Tennyson's personal past, too, figures prominently in his work. The sudden
death of his closest friend Arthur Henry Hallam when Tennyson was just 24 dealt
a great emotional blow to the young poet, who spent the next ten years writing
over a hundred poems dedicated to his departed friend, later collected and
published as "In Memoriam" in 1850. This
lengthy work describes Tennyson's memories of the time he spent with Hallam,
including their Cambridge days, when Hallam would read poetry aloud to his
friends: thus Tennyson writes, "O bliss, when all in circle drawn / About
him, heart and ear were fed / To hear him, as he lay and read / The
Tuscan poets on the lawn!" Tennyson grapples with the tremendous grief he
feels after the loss of such a dear friend, concluding famously that "'Tis
better to have loved and lost / Than never to have loved at all."
"In Memoriam" also reflects Tennyson's struggle with the Victorians' growing
awareness of another sort of past: the vast expanse of geological time and
evolutionary history. The new discoveries in biology, astronomy, and geology
implied a view of humanity that much distressed many Victorians, including
Tennyson. In Maud,, for example, he describes the stars as
"cold fires, yet with power to burn and brand/ His nothingness
into man"; unlike the Romantics, he possessed a painful awareness of the
brutality and indifference of "Nature red in tooth and claw." Although
Tennyson associated evolution with progress, he also worried that the
notion seemed to contradict the Biblical story of creation and long-held
assumptions about man's place in the world. Nonetheless, in "In Memoriam,"

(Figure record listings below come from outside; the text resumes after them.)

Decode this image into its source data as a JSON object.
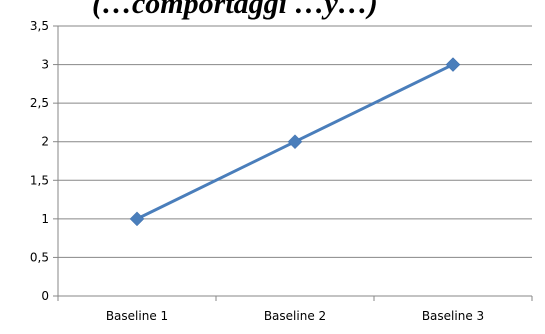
{
  "chart_data": {
    "type": "line",
    "title": "(…comportaggi …y…)",
    "categories": [
      "Baseline 1",
      "Baseline 2",
      "Baseline 3"
    ],
    "series": [
      {
        "values": [
          1,
          2,
          3
        ],
        "color": "#4a7ebb",
        "marker": "diamond"
      }
    ],
    "ylim": [
      0,
      3.5
    ],
    "yticks": [
      "0",
      "0,5",
      "1",
      "1,5",
      "2",
      "2,5",
      "3",
      "3,5"
    ],
    "grid": true,
    "legend": "none"
  }
}
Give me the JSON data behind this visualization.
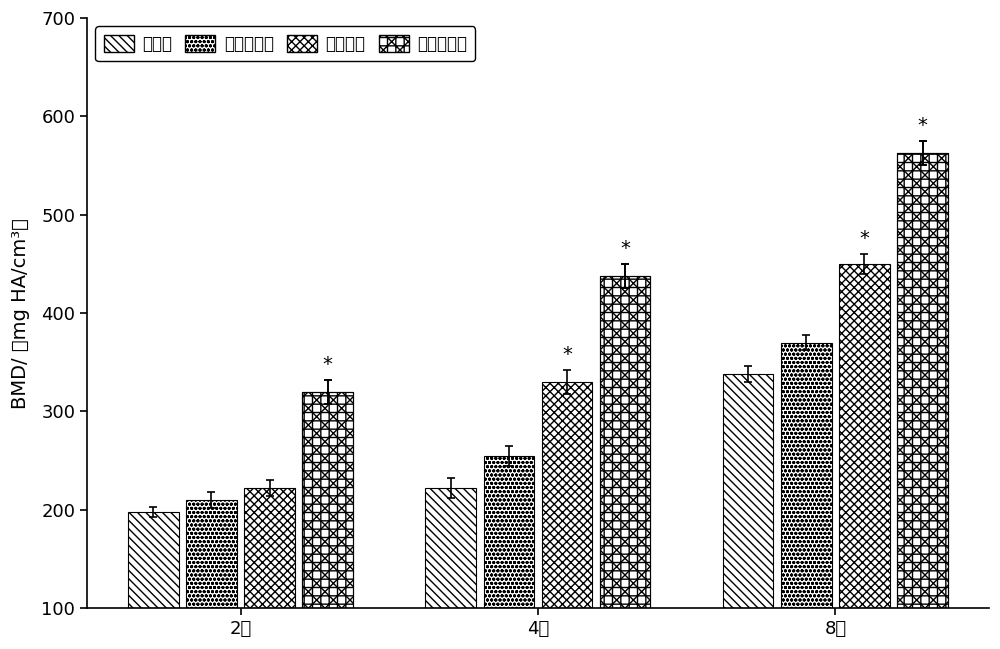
{
  "groups": [
    "2周",
    "4周",
    "8周"
  ],
  "series_labels": [
    "对照组",
    "细胞片层组",
    "纤维膜组",
    "人工骨膜组"
  ],
  "values": [
    [
      198,
      210,
      222,
      320
    ],
    [
      222,
      255,
      330,
      438
    ],
    [
      338,
      370,
      450,
      563
    ]
  ],
  "errors": [
    [
      5,
      8,
      8,
      12
    ],
    [
      10,
      10,
      12,
      12
    ],
    [
      8,
      8,
      10,
      12
    ]
  ],
  "star_annotations": {
    "0": [
      3
    ],
    "1": [
      2,
      3
    ],
    "2": [
      2,
      3
    ]
  },
  "ylabel": "BMD/ （mg HA/cm³）",
  "ylim": [
    100,
    700
  ],
  "yticks": [
    100,
    200,
    300,
    400,
    500,
    600,
    700
  ],
  "background_color": "#ffffff",
  "bar_width": 0.17,
  "fontsize_labels": 14,
  "fontsize_ticks": 13,
  "fontsize_legend": 12
}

he insists that we must keep our faith despite the latest discoveries of
science: he writes, "Strong Son of God, immortal Love / Whom we, that have
not seen they face, / By faith, and faith alone, embrace / Believing where
we cannot prove." At the end of the poem, he concludes that God's eternal
plan includes purposive biological development; thus he reassures his
Victorian readers that the new science does not mean the end of the old faith.
Tennyson also spoke to his Victorian contemporaries about issues of urgent
social and political concern. In "The Princess" he addresses the relations
between the sexes and argues for women's rights in higher education. In
"The Charge of the Light Brigade," he speaks
out in favor of a controversial diplomatic maneuver, the disastrous charge on
the Russian army by British troops in the Crimean War. Thus, for all his
love of the past, Tennyson also maintained a lively interest in the
developments of his day, remaining deeply committed to reforming the
society in which he lived and to which he gave voice.